Attention Mathematics

Attention mechanisms are the computational foundation of transformers, and transformers are the dominant architecture in modern music AI. This page covers the mathematics of attention in depth.

Scaled Dot-Product Attention

The basic attention operation:

\text{Attention}(Q, K, V) = \text{softmax}\left(\frac{QK^\top}{\sqrt{d_k}}\right)V

where:

$Q \in \mathbb{R}^{n \times d_k}$ — queries
$K \in \mathbb{R}^{m \times d_k}$ — keys
$V \in \mathbb{R}^{m \times d_v}$ — values
$d_k$ — key dimension (scaling factor)

Step by Step

1. Compute attention scores:

S = QK^\top \in \mathbb{R}^{n \times m}

Each entry $S_{ij}$ measures the relevance of key $j$ to query $i$ .

2. Scale:

S' = \frac{S}{\sqrt{d_k}}

Scaling prevents softmax saturation. Without it, large $d_k$ produces extreme dot products, causing softmax to output near-one-hot distributions with vanishing gradients.

3. Softmax normalization:

A_{ij} = \frac{\exp(S'_{ij})}{\sum_{j'=1}^{m} \exp(S'_{ij'})}

Each row of $A$ sums to 1, forming a probability distribution over keys.

4. Weighted combination:

\text{Output}_i = \sum_{j=1}^{m} A_{ij} V_j

Each output is a weighted mixture of values, with weights determined by query-key similarity.

Multi-Head Attention

Instead of a single attention function, use $h$ parallel heads with different learned projections:

\text{head}_i = \text{Attention}(QW_i^Q, KW_i^K, VW_i^V)

\text{MultiHead}(Q, K, V) = \text{Concat}(\text{head}_1, \dots, \text{head}_h) W^O

where $W_i^Q \in \mathbb{R}^{d_{\text{model}} \times d_k}$ , $W_i^K \in \mathbb{R}^{d_{\text{model}} \times d_k}$ , $W_i^V \in \mathbb{R}^{d_{\text{model}} \times d_v}$ , and $W^O \in \mathbb{R}^{hd_v \times d_{\text{model}}}$ .

Typically $d_k = d_v = d_{\text{model}} / h$ .

Why Multiple Heads?

In music contexts, different heads learn to attend to different aspects:

Head A: rhythmic patterns (attend to same beat positions)
Head B: harmonic relationships (attend to consonant pitch patterns)
Head C: local context (attend to nearby tokens)
Head D: structural repeats (attend to similar sections)

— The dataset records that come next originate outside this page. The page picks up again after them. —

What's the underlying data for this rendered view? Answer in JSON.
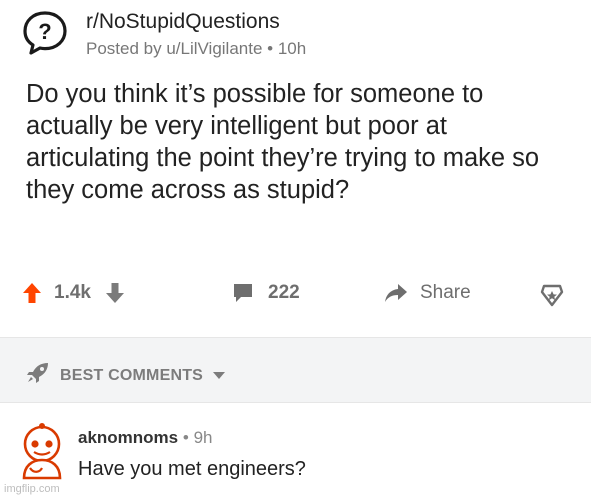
{
  "post": {
    "subreddit": "r/NoStupidQuestions",
    "posted_by": "Posted by u/LilVigilante",
    "separator": "•",
    "age": "10h",
    "title": "Do you think it’s possible for someone to actually be very intelligent but poor at articulating the point they’re trying to make so they come across as stupid?"
  },
  "actions": {
    "upvote_icon": "upvote-arrow-icon",
    "score": "1.4k",
    "downvote_icon": "downvote-arrow-icon",
    "comment_icon": "comment-bubble-icon",
    "comments_count": "222",
    "share_icon": "share-arrow-icon",
    "share_label": "Share",
    "award_icon": "award-icon",
    "upvote_color": "#ff4500"
  },
  "comments_section": {
    "sort_icon": "rocket-icon",
    "sort_label": "BEST COMMENTS",
    "sort_dropdown_icon": "caret-down-icon"
  },
  "comment": {
    "author": "aknomnoms",
    "separator": "•",
    "age": "9h",
    "body": "Have you met engineers?"
  },
  "watermark": "imgflip.com"
}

Self-Attention vs. Cross-Attention

Self-Attention

$Q$ , $K$ , $V$ all come from the same sequence:

Q = XW^Q, \quad K = XW^K, \quad V = XW^V

Used for modeling dependencies within the audio token sequence.

Cross-Attention

$Q$ comes from one sequence (audio), $K$ and $V$ from another (text):

Q = X_{\text{audio}}W^Q, \quad K = X_{\text{text}}W^K, \quad V = X_{\text{text}}W^V

Cross-attention is how text conditioning is injected into audio generation. Each audio token "looks at" the text embeddings to decide what to generate.

Computational Complexity

Standard self-attention has complexity:

O(T^2 \cdot d)

where $T$ is sequence length and $d$ is model dimension.

For music at 50 tokens/sec, a 30-second clip has $T = 1500$ tokens. The attention matrix has $1500^2 = 2.25M$ entries — manageable.

For raw audio at 24 kHz, a 30-second clip has $T = 720{,}000$ tokens. Standard attention is infeasible.

Efficient Attention Mechanisms

Causal (Autoregressive) Masking

For autoregressive generation, mask future positions:

A_{ij} = \begin{cases} \text{softmax}(S'_{ij}) & j \leq i \\ 0 & j > i \end{cases}

Implemented by setting masked positions to $-\infty$ before softmax.

Sliding Window (Local) Attention

Restrict attention to a local window of size $w$ :

A_{ij} = 0 \quad \text{if} \quad |i - j| > w/2

Complexity: $O(T \cdot w \cdot d)$ — linear in sequence length.

Used in Mistral and some audio models for efficiency.

Sparse Attention Patterns

Combine local and strided attention:

\mathcal{N}(i) = \{j : |i-j| \leq w\} \cup \{j : j \bmod s = 0\}

Jukebox uses this pattern. Complexity: $O(T \sqrt{T})$ .

Flash Attention

An IO-aware implementation that computes exact attention without materializing the full $T \times T$ matrix:

Tiles the computation to fit in SRAM
Fuses softmax, masking, and matrix multiply
2–4× speedup with identical numerical results
Standard in modern frameworks (PyTorch, JAX)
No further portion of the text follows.